Let’s look at how this plays out in Angola which we studied in one of our ESRC projects. Angola had a protracted civil war for much of the 1970s and ‘80s. When the war ended the country required huge amounts of investment and so China, in need of oil, offered Angola a series of loans, totalling US$14.5 billion. Effectively the Angolans mortgage their oil for 15 years in return for loans now. Through these funds, the Angolan government has undertaken well over 100 projects involving transportation and other key infrastructure. The condition of these loans is that the contracts go to Chinese companies so the Chinese win three times. They get their oil, their loans are repaid at commercial rates, and their big businesses get international experience and a toe hold in African economies.

Additionally, oil-backed loans amounting to as much as US$10 billion have been provided to Angola by a private equity firm based in Hong Kong called the China International Fund (CIF), housed at 88 Queensway. This credit has been managed by Angola’s Reconstruction Office, the Gabinete de Reconstrução Nacional (GRN). The various Gabinetes founded by President Dos Santos have always been vehicles for personal enrichment and bypass normal channels of accountability, like Parliament. In doing this the Chinese and Angolans have produced enclaves that are connected in secret ways to political and business interests.

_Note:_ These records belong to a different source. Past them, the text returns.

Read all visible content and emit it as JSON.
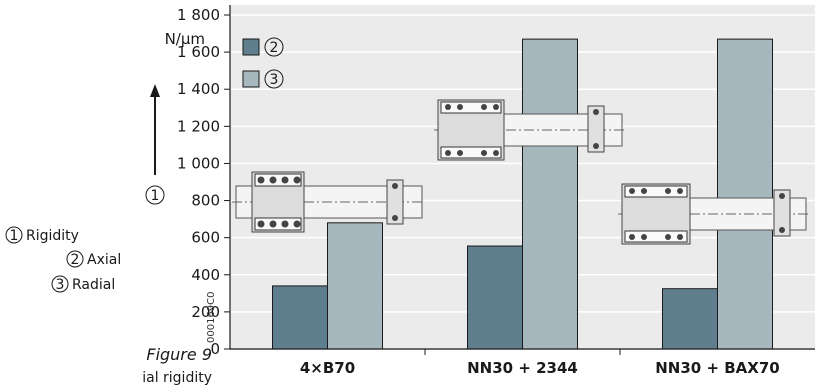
{
  "figure": {
    "label": "Figure 9",
    "caption_fragment": "ial rigidity",
    "code": "000169C0"
  },
  "side_legend": [
    {
      "symbol": "1",
      "text": "Rigidity"
    },
    {
      "symbol": "2",
      "text": "Axial"
    },
    {
      "symbol": "3",
      "text": "Radial"
    }
  ],
  "colors": {
    "plot_bg": "#ebebeb",
    "series_axial": "#5f7f8f",
    "series_radial": "#a6b7be",
    "axis": "#1a1a1a"
  },
  "chart_data": {
    "type": "bar",
    "categories": [
      "4×B70",
      "NN30 + 2344",
      "NN30 + BAX70"
    ],
    "series": [
      {
        "name": "2",
        "values": [
          340,
          555,
          325
        ]
      },
      {
        "name": "3",
        "values": [
          680,
          1670,
          1670
        ]
      }
    ],
    "ylabel": "N/µm",
    "y_axis_symbol": "1",
    "ylim": [
      0,
      1800
    ],
    "yticks": [
      "0",
      "200",
      "400",
      "600",
      "800",
      "1 000",
      "1 200",
      "1 400",
      "1 600",
      "1 800"
    ],
    "legend_position": "top-left",
    "grid": true
  }
}
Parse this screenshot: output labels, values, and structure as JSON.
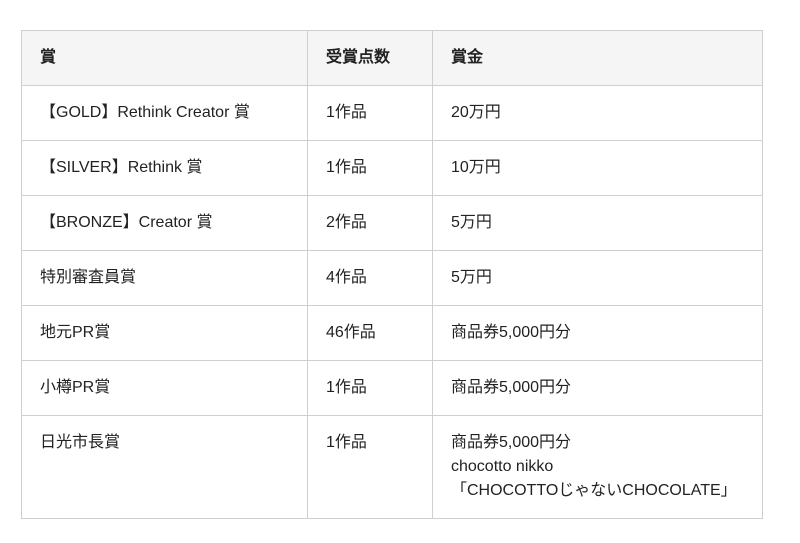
{
  "table": {
    "columns": [
      "賞",
      "受賞点数",
      "賞金"
    ],
    "rows": [
      {
        "award": "【GOLD】Rethink Creator 賞",
        "count": "1作品",
        "prize": [
          "20万円"
        ]
      },
      {
        "award": "【SILVER】Rethink 賞",
        "count": "1作品",
        "prize": [
          "10万円"
        ]
      },
      {
        "award": "【BRONZE】Creator 賞",
        "count": "2作品",
        "prize": [
          "5万円"
        ]
      },
      {
        "award": "特別審査員賞",
        "count": "4作品",
        "prize": [
          "5万円"
        ]
      },
      {
        "award": "地元PR賞",
        "count": "46作品",
        "prize": [
          "商品券5,000円分"
        ]
      },
      {
        "award": "小樽PR賞",
        "count": "1作品",
        "prize": [
          "商品券5,000円分"
        ]
      },
      {
        "award": "日光市長賞",
        "count": "1作品",
        "prize": [
          "商品券5,000円分",
          "chocotto nikko",
          "「CHOCOTTOじゃないCHOCOLATE」"
        ]
      }
    ],
    "colors": {
      "header_bg": "#f5f5f5",
      "border": "#cfcfcf",
      "text": "#222222",
      "page_bg": "#ffffff"
    }
  },
  "chart_data": {
    "type": "table",
    "title": "",
    "columns": [
      "賞",
      "受賞点数",
      "賞金"
    ],
    "rows": [
      [
        "【GOLD】Rethink Creator 賞",
        "1作品",
        "20万円"
      ],
      [
        "【SILVER】Rethink 賞",
        "1作品",
        "10万円"
      ],
      [
        "【BRONZE】Creator 賞",
        "2作品",
        "5万円"
      ],
      [
        "特別審査員賞",
        "4作品",
        "5万円"
      ],
      [
        "地元PR賞",
        "46作品",
        "商品券5,000円分"
      ],
      [
        "小樽PR賞",
        "1作品",
        "商品券5,000円分"
      ],
      [
        "日光市長賞",
        "1作品",
        "商品券5,000円分 chocotto nikko 「CHOCOTTOじゃないCHOCOLATE」"
      ]
    ]
  }
}
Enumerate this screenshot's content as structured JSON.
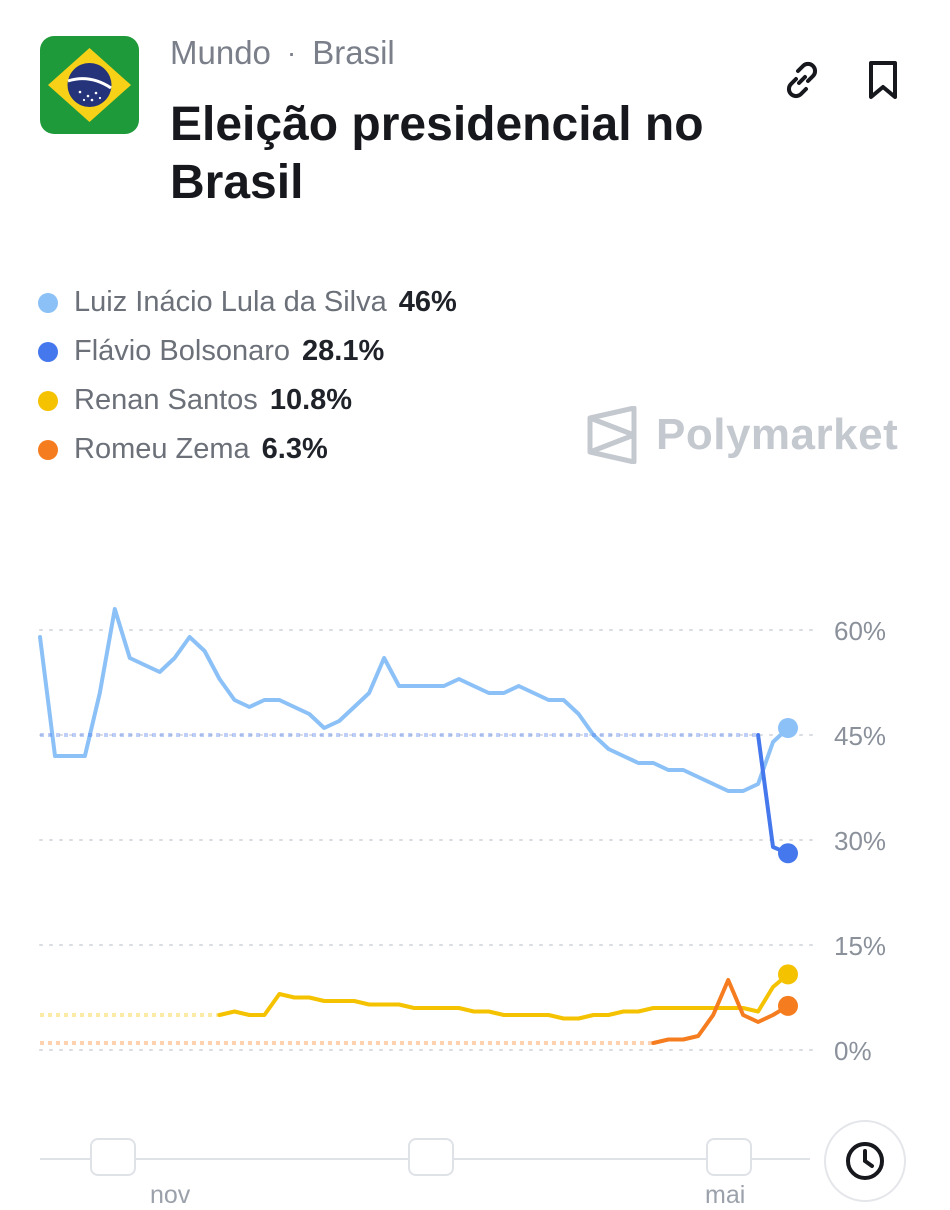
{
  "header": {
    "breadcrumb": [
      "Mundo",
      "Brasil"
    ],
    "breadcrumb_separator": "·",
    "title": "Eleição presidencial no Brasil",
    "flag_icon": "brazil-flag-icon"
  },
  "actions": {
    "link_icon": "link-icon",
    "bookmark_icon": "bookmark-icon"
  },
  "legend": [
    {
      "name": "Luiz Inácio Lula da Silva",
      "value": "46%",
      "color": "#8cc1f7"
    },
    {
      "name": "Flávio Bolsonaro",
      "value": "28.1%",
      "color": "#4577ed"
    },
    {
      "name": "Renan Santos",
      "value": "10.8%",
      "color": "#f5c200"
    },
    {
      "name": "Romeu Zema",
      "value": "6.3%",
      "color": "#f57d1f"
    }
  ],
  "watermark": "Polymarket",
  "timeline": {
    "labels": [
      "nov",
      "mai"
    ],
    "clock_icon": "clock-icon"
  },
  "chart_data": {
    "type": "line",
    "ylim": [
      0,
      60
    ],
    "yticks": [
      "60%",
      "45%",
      "30%",
      "15%",
      "0%"
    ],
    "ytick_values": [
      60,
      45,
      30,
      15,
      0
    ],
    "grid": true,
    "x": [
      0,
      2,
      4,
      6,
      8,
      10,
      12,
      14,
      16,
      18,
      20,
      22,
      24,
      26,
      28,
      30,
      32,
      34,
      36,
      38,
      40,
      42,
      44,
      46,
      48,
      50,
      52,
      54,
      56,
      58,
      60,
      62,
      64,
      66,
      68,
      70,
      72,
      74,
      76,
      78,
      80,
      82,
      84,
      86,
      88,
      90,
      92,
      94,
      96,
      98,
      100
    ],
    "series": [
      {
        "name": "Luiz Inácio Lula da Silva",
        "color": "#8cc1f7",
        "values": [
          59,
          42,
          42,
          42,
          51,
          63,
          56,
          55,
          54,
          56,
          59,
          57,
          53,
          50,
          49,
          50,
          50,
          49,
          48,
          46,
          47,
          49,
          51,
          56,
          52,
          52,
          52,
          52,
          53,
          52,
          51,
          51,
          52,
          51,
          50,
          50,
          48,
          45,
          43,
          42,
          41,
          41,
          40,
          40,
          39,
          38,
          37,
          37,
          38,
          44,
          46
        ]
      },
      {
        "name": "Flávio Bolsonaro",
        "color": "#4577ed",
        "values": [
          null,
          null,
          null,
          null,
          null,
          null,
          null,
          null,
          null,
          null,
          null,
          null,
          null,
          null,
          null,
          null,
          null,
          null,
          null,
          null,
          null,
          null,
          null,
          null,
          null,
          null,
          null,
          null,
          null,
          null,
          null,
          null,
          null,
          null,
          null,
          null,
          null,
          null,
          null,
          null,
          null,
          null,
          null,
          null,
          null,
          null,
          null,
          null,
          45,
          29,
          28.1
        ]
      },
      {
        "name": "Renan Santos",
        "color": "#f5c200",
        "values": [
          null,
          null,
          null,
          null,
          null,
          null,
          null,
          null,
          null,
          null,
          null,
          null,
          5,
          5.5,
          5,
          5,
          8,
          7.5,
          7.5,
          7,
          7,
          7,
          6.5,
          6.5,
          6.5,
          6,
          6,
          6,
          6,
          5.5,
          5.5,
          5,
          5,
          5,
          5,
          4.5,
          4.5,
          5,
          5,
          5.5,
          5.5,
          6,
          6,
          6,
          6,
          6,
          6,
          6,
          5.5,
          9,
          10.8
        ]
      },
      {
        "name": "Romeu Zema",
        "color": "#f57d1f",
        "values": [
          null,
          null,
          null,
          null,
          null,
          null,
          null,
          null,
          null,
          null,
          null,
          null,
          null,
          null,
          null,
          null,
          null,
          null,
          null,
          null,
          null,
          null,
          null,
          null,
          null,
          null,
          null,
          null,
          null,
          null,
          null,
          null,
          null,
          null,
          null,
          null,
          null,
          null,
          null,
          null,
          null,
          1,
          1.5,
          1.5,
          2,
          5,
          10,
          5,
          4,
          5,
          6.3
        ]
      }
    ]
  }
}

It’s not democratic, but it has delivered much needed infrastructure. And we see similar patterns across Africa.

In terms of understanding the development impacts of China’s investment in Africa most work has focused on these big state-to-state relations. But more low-key relationships are unfolding which we are only just beginning to understand. My recent ESRC project, with Ben Lampert, focuses on Chinese migrants in West Africa who run small businesses. Those large projects often use Chinese workers and equipment and don’t have much contact with Africans. By contrast these smaller businesses are forced to engage with Africans as friends, customers, colleagues or bosses. So, we have tried to look at these more convivial relations between Chinese and Africans. The photo is of Chinese and Africans playing a friendly game of football at Labadi Beach near Accra. This is not to say we overlook the very real tensions that are emerging between some Africans and some Chinese, but rather to tease out the benefits that a shrewdly managed Chinese presence can have on Africa’s development.

I cannot begin to do justice to the rich data that Ben has collected, but we found interesting ways in which Africans have carved out opportunities for their own advancement. Take Golden Telecoms, one of the major Chinese telecommunication companies operating in Nigeria. Former and current Nigerian staff told us that the company has the reputation as a good place to launch a career. So much so that one person described it as a ‘commercial finishing school’. Another former Golden Telecoms employee told us ‘We started by saying that we will sell knowledge.... and all this came from my last place of work […] The Chinese trained me’. He started his own company which now has contracts with all the big telecoms companies in Nigeria and employs over a 100 staff. Clearly benefits can come from China’s presence in Africa and much of it is in these low-key, everyday and unseen ways.

Africans are powerful

This focus on migration and conviviality opens up the third of my themes around Africans as powerful shapers of their own development. In the late-1990s I was on the board of an NGO, which works across West Africa. Visiting rural areas in Ghana it became more and more apparent that ‘local’ development was shaped by the activities of migrants who had left these places but remained connected to them through family and social ties. It was here that I sought to understand the relationships between diasporas and development.